Aside from the constant excrutiating pain of the colonoscopy, it was still pretty cool watching the monitor. I seriously could see inside my bowel. I also saw them take a biopsy from inside me. Attached to the camera is a little claw, and you can see it shoot out and pinch off a little sample of tissue. And yes, it hurt.
The good news is that thanks to the colonoscopy, they made a great diagnosis. Clostridium Difficile, or C-Diff. Right after I type this out I will look it up on Wikipidea. I'm still not sure of the exact details, but I think clostridium is a bacteria in your bowels that helps digest food, and I either had too much or too little (probably too little). More research is still needed. The great news is that it is totally treatable. I took 4 Flaxyl antibiotics a day (plus 2 potassium tablets to make me more healthy), and a constant IV pumped the nutrients I wasn't getting, and within 3 or 4 days I was feeling fine.
I just got out of the hospital today. I stayed a total of 8 days there. My friends stayed an extra 1 or 2 days in Paris, then flew to Barcelona (I was not upset, I would have done the same. Also my the exact details of what happened on what day are a little hazy). Plus, on Christmas I got probably the best present I could have asked for (other than a fun eurotrip). My parents managed to fly here to Paris to help me out. I'm sure it is costing them a hell of a lot (not to mention the hospital bills, thank God our insurance covered most of it). Just knowing they were coming helped me eat at least 3 more bites of food (that was another symptom, no appetite. I probably had eated a total of 6 meals during finals weeks).

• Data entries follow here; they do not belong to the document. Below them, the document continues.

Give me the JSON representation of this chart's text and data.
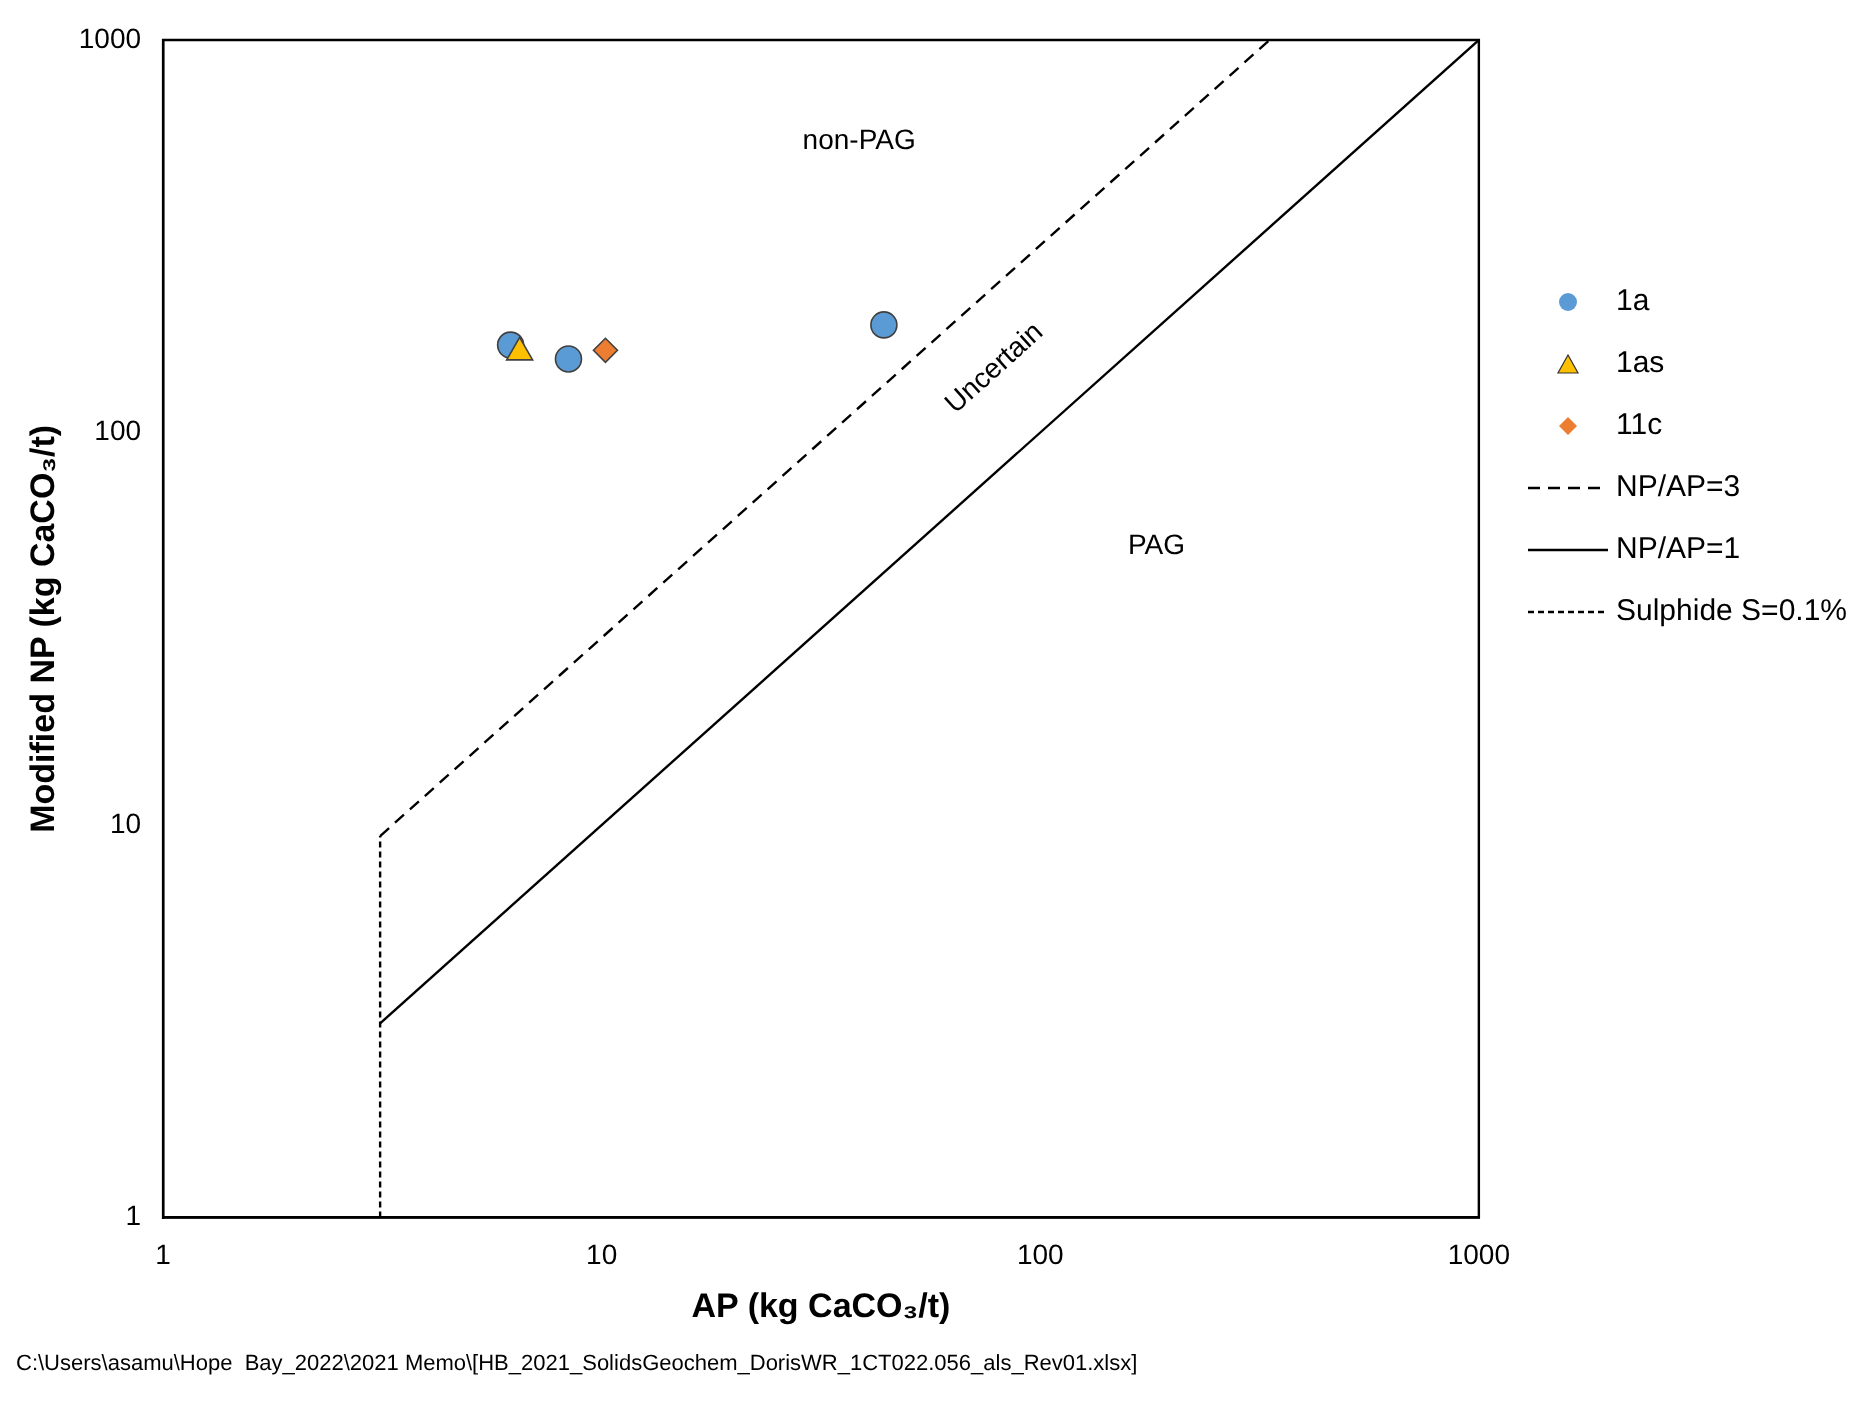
{
  "chart_data": {
    "type": "scatter",
    "xlabel": "AP (kg CaCO₃/t)",
    "ylabel": "Modified NP (kg CaCO₃/t)",
    "log": "xy",
    "xlim": [
      1,
      1000
    ],
    "ylim": [
      1,
      1000
    ],
    "xticks": [
      1,
      10,
      100,
      1000
    ],
    "yticks": [
      1,
      10,
      100,
      1000
    ],
    "grid": false,
    "legend": "right",
    "series": [
      {
        "name": "1a",
        "marker": "circle",
        "color": "#5b9bd5",
        "x": [
          6.2,
          8.4,
          44
        ],
        "values": [
          167,
          154,
          188
        ]
      },
      {
        "name": "1as",
        "marker": "triangle",
        "color": "#ffc000",
        "x": [
          6.5
        ],
        "values": [
          160
        ]
      },
      {
        "name": "11c",
        "marker": "diamond",
        "color": "#ed7d31",
        "x": [
          10.2
        ],
        "values": [
          162
        ]
      },
      {
        "name": "NP/AP=3",
        "type": "line",
        "marker": "none",
        "line_style": "dashed",
        "color": "#000000",
        "x": [
          3.125,
          333.3
        ],
        "values": [
          9.375,
          1000
        ]
      },
      {
        "name": "NP/AP=1",
        "type": "line",
        "marker": "none",
        "line_style": "solid",
        "color": "#000000",
        "x": [
          3.125,
          1000
        ],
        "values": [
          3.125,
          1000
        ]
      },
      {
        "name": "Sulphide S=0.1%",
        "type": "line",
        "marker": "none",
        "line_style": "dotted",
        "color": "#000000",
        "x": [
          3.125,
          3.125
        ],
        "values": [
          1,
          9.375
        ]
      }
    ],
    "annotations": [
      "non-PAG",
      "Uncertain",
      "PAG",
      "C:\\Users\\asamu\\Hope  Bay_2022\\2021 Memo\\[HB_2021_SolidsGeochem_DorisWR_1CT022.056_als_Rev01.xlsx]"
    ]
  }
}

So my trip is a bit of a bust, but at least I am now healthy. I asked the doctor how serious it could have been if they did not catch it, and he said they would have to do surgery to cut away the linings of my bowels. They were very very thick.
I'm coming home early, but not without seeing a few more sites with my parents. I still hate travelling with my parents (my dad gets upset too easily, and they both like to shop), but I am extremely glad they are here. They rescheduled my flight back home, found me a flight to London, and just having them be here with me means more than I could every say.
And so, I hope all of you had a better Christmas than I had, and hopefully we can meet up before school starts again. I'm flying home the 30th, and I'll be back in Anderson the 31st.